臨也はニコリと笑った。性格さえ良かったら、それなりに人好きのする笑みで。
「あ、うん知ってるよ、今日がシズちゃんの誕生日じゃないのは。だって俺の誕生日だもん」
「あ゙?」
「シズちゃんも嬉しいでしょ?だから、ね?俺のこと祝ってよ。ラブラブしよ?」
「あ゙ぁあ?ふざけてんのかてめえ!」
「いや、だってシズちゃん俺のこと好きでしょ?っていうか全体的にショタコン?だってほら、2丁目の茜ちゃんとも仲良くしてるしね、きゃは☆――ってぎゃあ恐っ!ギブギブ!ベッド壊さないでってばぁ!」
ベッドの木枠を振り上げた俺にようやく危機感を抱いたのか、臨也の奴は慌てて箱から飛び出した。
そして――俺はその格好に釘付け。
「てめっ、ソレは…!」
「え?なーに?」
何と、ノミ蟲は小学生にあるまじきレース仕立ての薄い下着しか身に着けていなかったのだ。
「ん?ああ、コレいいでしょー?似合う?俺、超似合ってるよね!?」
無駄にコーディネートを感じさせる、上下対になったコーラルピンクの可憐な『女の子用』下着。
すらりとしつつも案外柔らかそうな白い脚が際どい形状をしたショーツから伸び、ご丁寧に無い胸を覆い隠すブラまである。股間のこんもりした膨らみさえなかったら、ちょっと発育不良な少女で十分通るだろう。
しかも臨也は少なからず自分に酔っているようで、その場で自慢げにくるくる回転していやがる。
「何だよこのキチガイ!死ね!」
「もぉ、んなこと言ってシズちゃん、ホントはちょっとドキムネしてない?いいんだよー触っても。
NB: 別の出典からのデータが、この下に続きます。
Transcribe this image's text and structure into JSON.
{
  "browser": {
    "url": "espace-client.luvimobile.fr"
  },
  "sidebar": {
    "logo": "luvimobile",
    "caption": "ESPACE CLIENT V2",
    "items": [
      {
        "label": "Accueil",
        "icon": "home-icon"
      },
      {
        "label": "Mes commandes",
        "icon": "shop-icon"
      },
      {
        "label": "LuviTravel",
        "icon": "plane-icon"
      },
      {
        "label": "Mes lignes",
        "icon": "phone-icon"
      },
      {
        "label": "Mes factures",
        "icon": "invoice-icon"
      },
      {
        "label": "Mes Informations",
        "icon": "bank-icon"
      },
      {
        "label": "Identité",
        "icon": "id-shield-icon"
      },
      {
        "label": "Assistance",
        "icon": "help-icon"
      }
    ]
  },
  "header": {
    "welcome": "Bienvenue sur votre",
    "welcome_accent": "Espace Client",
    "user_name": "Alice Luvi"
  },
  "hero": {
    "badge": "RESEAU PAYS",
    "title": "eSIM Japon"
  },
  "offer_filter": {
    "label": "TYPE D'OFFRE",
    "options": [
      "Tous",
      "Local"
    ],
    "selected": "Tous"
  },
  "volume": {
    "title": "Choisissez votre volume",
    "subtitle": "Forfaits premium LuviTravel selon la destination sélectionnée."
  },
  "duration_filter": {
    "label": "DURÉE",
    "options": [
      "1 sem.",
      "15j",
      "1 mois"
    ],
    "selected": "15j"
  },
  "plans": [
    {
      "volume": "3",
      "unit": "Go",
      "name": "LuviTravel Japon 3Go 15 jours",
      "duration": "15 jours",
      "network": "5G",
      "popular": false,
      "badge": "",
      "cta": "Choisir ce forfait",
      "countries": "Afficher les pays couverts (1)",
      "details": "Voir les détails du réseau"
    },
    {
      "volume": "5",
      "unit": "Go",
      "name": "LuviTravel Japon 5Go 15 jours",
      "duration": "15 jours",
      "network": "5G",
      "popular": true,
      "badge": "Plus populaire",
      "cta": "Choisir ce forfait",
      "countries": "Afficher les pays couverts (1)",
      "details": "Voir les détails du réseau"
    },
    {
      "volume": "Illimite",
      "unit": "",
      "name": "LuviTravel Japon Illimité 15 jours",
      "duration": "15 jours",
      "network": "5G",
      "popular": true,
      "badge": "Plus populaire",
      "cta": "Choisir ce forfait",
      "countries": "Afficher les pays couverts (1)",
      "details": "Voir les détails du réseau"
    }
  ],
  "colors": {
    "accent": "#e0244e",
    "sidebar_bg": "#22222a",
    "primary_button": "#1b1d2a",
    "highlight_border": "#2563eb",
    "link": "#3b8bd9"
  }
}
シズちゃんがショタコンなのは調査済みだからね!」
「何の調査だよボケ!」
「あ、そうそうシズちゃん!俺ケーキも持ってきたんだよ!優しい?優しいよね!?」
――ったく、大人を何だと思ってやがる。
俺の話なんか全く聞く気のなさそうなノミ蟲は、先程の箱の中に手を突っ込んで別の小さな箱を取り出してきた。
蓋を取ると、若干ひしゃげてはいるがごく普通の苺のホールケーキが現れる。
しかし唯一違和感を覚える点が一つ。上にちょこんと乗せられたチョコレートには何故か「シズちゃん誕生日おめでとう」と書かれている。
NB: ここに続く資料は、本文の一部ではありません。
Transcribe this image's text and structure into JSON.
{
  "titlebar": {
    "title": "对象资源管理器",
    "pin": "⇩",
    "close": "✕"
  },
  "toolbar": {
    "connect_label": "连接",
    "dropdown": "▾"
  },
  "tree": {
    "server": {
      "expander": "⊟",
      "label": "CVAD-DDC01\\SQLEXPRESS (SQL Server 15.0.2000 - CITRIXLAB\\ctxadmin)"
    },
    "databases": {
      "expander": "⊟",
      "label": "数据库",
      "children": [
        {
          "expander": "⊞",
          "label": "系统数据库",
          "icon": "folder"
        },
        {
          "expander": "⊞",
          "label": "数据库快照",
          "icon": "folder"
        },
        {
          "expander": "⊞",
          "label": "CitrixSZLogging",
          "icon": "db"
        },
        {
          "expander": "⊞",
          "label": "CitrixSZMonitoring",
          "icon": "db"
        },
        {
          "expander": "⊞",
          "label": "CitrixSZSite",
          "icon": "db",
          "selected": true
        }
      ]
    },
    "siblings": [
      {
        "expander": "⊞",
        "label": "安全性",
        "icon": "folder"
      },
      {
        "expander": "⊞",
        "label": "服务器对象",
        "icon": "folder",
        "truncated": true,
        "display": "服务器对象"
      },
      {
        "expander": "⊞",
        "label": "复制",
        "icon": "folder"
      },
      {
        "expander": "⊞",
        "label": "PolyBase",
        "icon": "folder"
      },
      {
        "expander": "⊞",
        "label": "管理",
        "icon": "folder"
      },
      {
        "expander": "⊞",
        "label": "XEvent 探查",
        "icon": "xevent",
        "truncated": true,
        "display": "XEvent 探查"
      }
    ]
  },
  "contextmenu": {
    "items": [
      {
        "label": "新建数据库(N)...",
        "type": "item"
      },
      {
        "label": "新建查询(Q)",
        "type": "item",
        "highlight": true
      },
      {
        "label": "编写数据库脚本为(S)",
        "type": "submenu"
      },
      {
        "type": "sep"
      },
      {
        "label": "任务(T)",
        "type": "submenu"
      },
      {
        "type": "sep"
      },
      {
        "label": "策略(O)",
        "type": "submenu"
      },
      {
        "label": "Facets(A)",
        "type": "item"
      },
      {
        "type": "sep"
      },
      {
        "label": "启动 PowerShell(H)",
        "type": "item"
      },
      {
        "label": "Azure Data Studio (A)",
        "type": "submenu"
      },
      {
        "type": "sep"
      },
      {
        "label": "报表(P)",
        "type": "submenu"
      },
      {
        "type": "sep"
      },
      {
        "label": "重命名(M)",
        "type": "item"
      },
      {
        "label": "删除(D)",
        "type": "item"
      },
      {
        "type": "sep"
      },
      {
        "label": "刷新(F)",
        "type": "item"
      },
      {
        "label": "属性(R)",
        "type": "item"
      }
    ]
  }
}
「おい、ちょっと待て。今日てめえの誕生日なんだろ?」
「いやさー。臨也くん誕生日おめでとうにしようと思ったんだけど、アルバイトの店員さんが知り合いのお兄ちゃんだったから流石に痛いかなーと思って!」
「…確かに痛いな。けどそれがなくても十分痛いぞお前」
顔を顰めて指摘したが、臨也は傷ついた素振りなど微塵も見せずに微笑んだ。
「大丈夫だよ!シズちゃんもすぐ痛い子にしてあげるからさ!」
「は?え!?ちょ、待っ――」
天使のように愛らしい笑顔に一瞬思考が停止し、それが命取りとなったようだ。
臨也は俺のズボンをぐいぐい引っ張りながら舌を突き出し、今度は小悪魔のように狡賢い笑みを浮かべる。